Pandemic preparedness also received unprecedented attention. The G-20 agreed on a universal pathogen-sharing system, vaccine production guarantees for countries that cannot afford them, and the creation of global emergency stockpiles. COVID-19 had exposed the brutal reality that the world was divided between vaccine “haves” and “have-nots.” This summit promised not to repeat that inequality, committing to a global health shield that can activate instantly in the face of new threats.

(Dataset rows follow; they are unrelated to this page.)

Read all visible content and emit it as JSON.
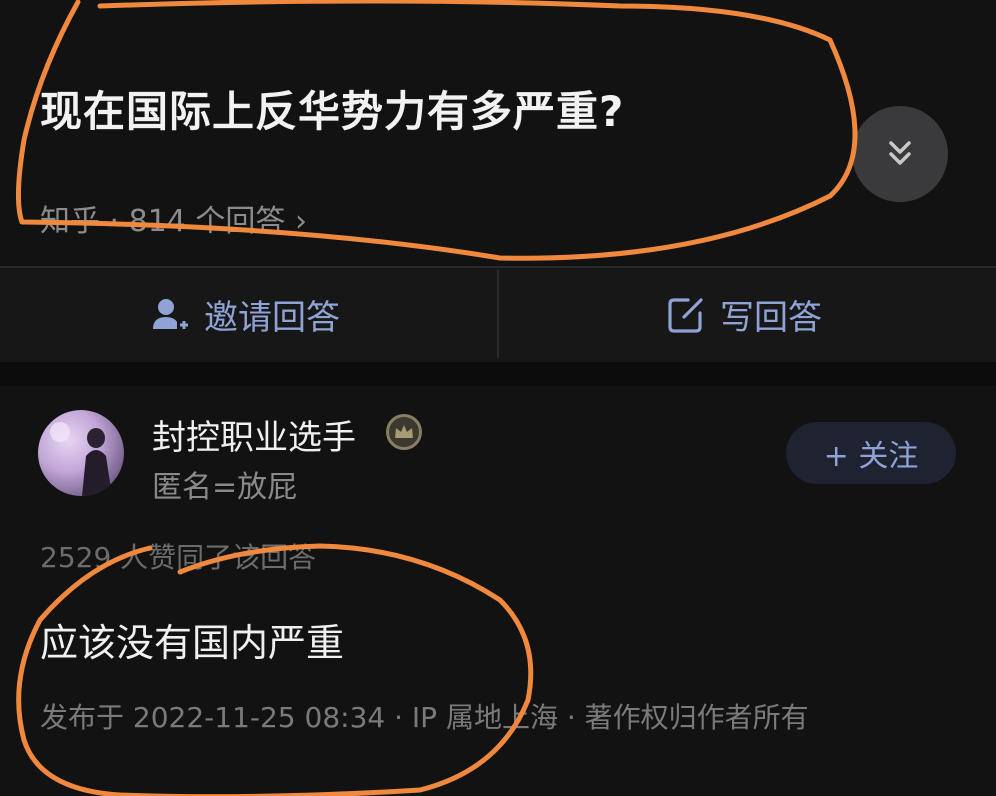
{
  "question": {
    "title": "现在国际上反华势力有多严重?",
    "meta": "知乎 · 814 个回答 ›"
  },
  "actions": {
    "invite_label": "邀请回答",
    "write_label": "写回答"
  },
  "answer": {
    "author_name": "封控职业选手",
    "author_bio": "匿名=放屁",
    "follow_label": "+ 关注",
    "upvote_text": "2529 人赞同了该回答",
    "content": "应该没有国内严重",
    "publish_meta": "发布于 2022-11-25 08:34 · IP 属地上海 · 著作权归作者所有"
  },
  "icons": {
    "collapse": "double-chevron-down-icon",
    "invite": "person-plus-icon",
    "write": "edit-square-icon",
    "badge": "crown-badge-icon"
  },
  "colors": {
    "background": "#121212",
    "accent": "#8fa3d6",
    "annotation": "#f0883e"
  }
}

Even tax justice — long a contentious issue — saw real progress. The G-20 endorsed a crackdown on tax evasion and illicit financial flows, expanding automatic exchange of banking data and creating stronger digital taxation systems capable of identifying hidden wealth and offshore transfers. It was a direct strike against corruption, financial secrecy, and the long-standing loopholes that have drained developing nations of trillions.
What is extraordinary is that these decisions, perhaps some of the most consequential in G-20 history, were made in the absence of the United States. Washington’s non-participation deprived the summit of its traditional weight, but it also gave the rest of the world a rare freedom — a chance to act without American vetoes, delays, or political bargaining. For the first time, the G-20 showed that global governance can continue even when America chooses not to lead.
This absence also reflects a deeper American decline. The United States has already withdrawn from key UN bodies, distanced itself from multilateral structures, and ceded leadership of global organizations to rising powers such as China and India. Across Europe and beyond, intellectuals are questioning the legitimacy of veto powers at the UN Security Council, arguing that one nation should not be allowed to overturn a resolution supported by nearly 200 states. The principle of unilateral veto is increasingly viewed as anti-democratic and incompatible with a modern, multipolar world. If that power is eventually dissolved, the United States — which relies heavily on the veto to protect its geopolitical interests — would suffer the greatest strategic loss.
Economists across Europe are also sounding alarms about the U.S. dollar. They note that gold prices have nearly doubled since Trump intensified tariffs, a sign that global confidence in the dollar as a reserve currency is eroding. History teaches that such erosion is initially slow and subtle — as with the British pound — until one day it becomes sudden and irreversible. A reserve currency survives on three pillars: military strength, predictable governance rooted in rule of law, and a robust, stable economy. Today, America’s economic dominance is shrinking, its global leadership is receding, its institutional predictability is weakening, and its geopolitical influence is being challenged by China, India, Russia, and an increasingly assertive Global South.
The South Africa G-20 Summit was therefore more than a diplomatic event; it was a mirror held up to the United States. It is a wake-up call for a nation that once led the free world with confidence but is now drifting into isolation, controversy, and self-inflicted decline. If the United States hopes to restore its leadership, stabilize its currency, and reclaim its global relevance, it must reverse its inward retreat, rebuild alliances, re-enter global institutions, and embrace cooperation instead of confrontation. Only then can it regain the trust of a world that, for the first time, has shown it can move forward without America — and perhaps, if necessary, beyond it.